Donnerstag, 22. September 2022

Heuchelei frisch vom Bierfass...

von Mirjam Lübke...

Da mache ich mir ernsthafte Sorgen: Ist es für aufrechte Demokraten zu verantworten, ein Bierzelt zu betreten, ohne sich vorher zu vergewissern, ob dort auch keine unpassende Gesellschaft anwesend ist? Immerhin könnte es sein, dass drei Tische weiter ein Putinversteher sitzt, oder noch schlimmer: Ein Querdenker!
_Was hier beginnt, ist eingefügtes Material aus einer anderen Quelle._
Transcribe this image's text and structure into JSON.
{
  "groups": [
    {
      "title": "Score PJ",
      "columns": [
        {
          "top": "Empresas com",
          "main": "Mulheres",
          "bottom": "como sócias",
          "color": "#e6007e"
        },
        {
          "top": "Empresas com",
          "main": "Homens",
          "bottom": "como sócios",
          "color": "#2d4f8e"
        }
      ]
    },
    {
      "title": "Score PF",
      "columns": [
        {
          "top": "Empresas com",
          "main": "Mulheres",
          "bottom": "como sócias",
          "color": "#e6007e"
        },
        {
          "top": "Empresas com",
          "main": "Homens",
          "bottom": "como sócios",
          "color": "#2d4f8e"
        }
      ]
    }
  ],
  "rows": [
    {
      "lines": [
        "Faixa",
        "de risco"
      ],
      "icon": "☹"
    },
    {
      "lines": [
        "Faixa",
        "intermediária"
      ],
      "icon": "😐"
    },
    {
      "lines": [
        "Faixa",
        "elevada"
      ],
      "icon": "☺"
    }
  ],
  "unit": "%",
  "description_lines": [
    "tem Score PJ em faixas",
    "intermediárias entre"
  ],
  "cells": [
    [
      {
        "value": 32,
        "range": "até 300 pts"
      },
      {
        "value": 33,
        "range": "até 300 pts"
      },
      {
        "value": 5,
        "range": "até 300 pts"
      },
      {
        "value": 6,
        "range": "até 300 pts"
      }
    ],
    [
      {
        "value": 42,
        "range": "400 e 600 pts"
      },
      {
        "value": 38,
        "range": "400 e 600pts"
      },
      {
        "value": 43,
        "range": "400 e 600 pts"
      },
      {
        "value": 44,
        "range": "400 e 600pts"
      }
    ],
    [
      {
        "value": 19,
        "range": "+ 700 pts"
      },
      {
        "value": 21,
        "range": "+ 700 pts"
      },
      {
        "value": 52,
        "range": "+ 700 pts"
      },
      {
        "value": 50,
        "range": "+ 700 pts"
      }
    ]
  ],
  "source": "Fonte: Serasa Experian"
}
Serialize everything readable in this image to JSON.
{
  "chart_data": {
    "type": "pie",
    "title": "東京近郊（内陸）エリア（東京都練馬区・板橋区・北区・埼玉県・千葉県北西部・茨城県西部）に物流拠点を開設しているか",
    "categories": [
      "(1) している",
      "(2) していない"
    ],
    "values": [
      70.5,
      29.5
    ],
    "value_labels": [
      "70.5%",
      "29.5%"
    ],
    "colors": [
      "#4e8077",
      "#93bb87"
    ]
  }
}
Vielleicht lässt sich am anderen Ende des Zeltes gerade ein Kommunalpolitiker der AfD sein Frischgezapftes schmecken, während er mit einem Parteikollegen über das neue Kochvideo von Gunnar Lindemann spricht. Mikrowellen-Fischstäbchen aus nicht nachhaltiger Zucht mit Remoulade vom Discounter - ein Skandal in Zeiten des Klimawandels. Da muss man schon vorsichtig sein, mit wem man dort gesehen werden könnte. Es besteht zudem die Möglichkeit, dass eine dieser zwielichtigen Gestalten am Tisch vorbei geht, während der grüne oder rote Genosse gerade den Auslöser der Handykamera betätigt - und am nächsten Tag prangert der "Volksverpetzer" Katharina Schulze plötzlich als Nazi-Sympathisantin an. Also Augen auf, Freunde des Grundgesetzes, lasst euch nicht in schlechter Gesellschaft erwischen - sonst könntet ihr ebenso gut einer Montagsdemo beiwohnen. Davor wird durch die Medien doch immer gewarnt!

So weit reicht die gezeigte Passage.